General Health Education Activities
• Have a current policy outlining the requirements and functions of a comprehensive workplace wellness program.
• Have a wellness plan in place that addresses the purpose, nature, duration, resources required, participants and expected results of a workplace wellness program.
• Orient employees with the wellness program and give them copies of the physical activity, nutrition and tobacco use policies.
• Promote and encourage employee participation in the physical activity/fitness and nutrition education/weight management program.
• Provide health education information to employees.
• Have a committee that meets at least once a month to oversee the wellness program.
• Offer regular health education presentations on various physical activity, nutrition and wellness-related topics.
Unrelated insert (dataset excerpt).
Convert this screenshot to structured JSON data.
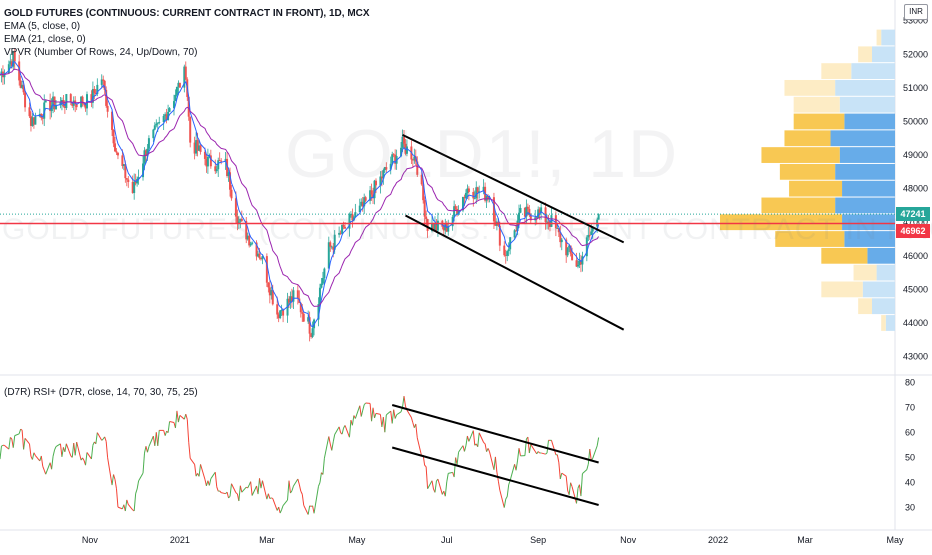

Ask voluntary health associations, health care providers and/or public health agencies to offer on-site education classes.
• Host a health fair as a kick-off event or as a celebration for completion of a wellness campaign.
• Designate specific areas to support employees, including educational opportunities for diabetics and nursing mothers.
• Conduct preventive wellness screenings for blood pressure, body composition, blood cholesterol and diabetes.
• Provide confidential health risk assessments.
• Offer on-site weight management/maintenance programs for employees.
• Add weight management/maintenance, nutrition and physical activity counseling as a member benefit in health insurance contracts.
Tobacco Cessation
• Establish a company policy prohibiting tobacco use anywhere on the property.
• Provide prompts/posters to support no tobacco use policy.
• Establish a policy supporting participation in smoking cessation activities during duty time (flex-time).
• Provide counseling through an individual, group or telephone counseling program on-site.
• Provide counseling through a health plan sponsored individual, group or telephone counseling program.
• Provide cessation medications through health insurance.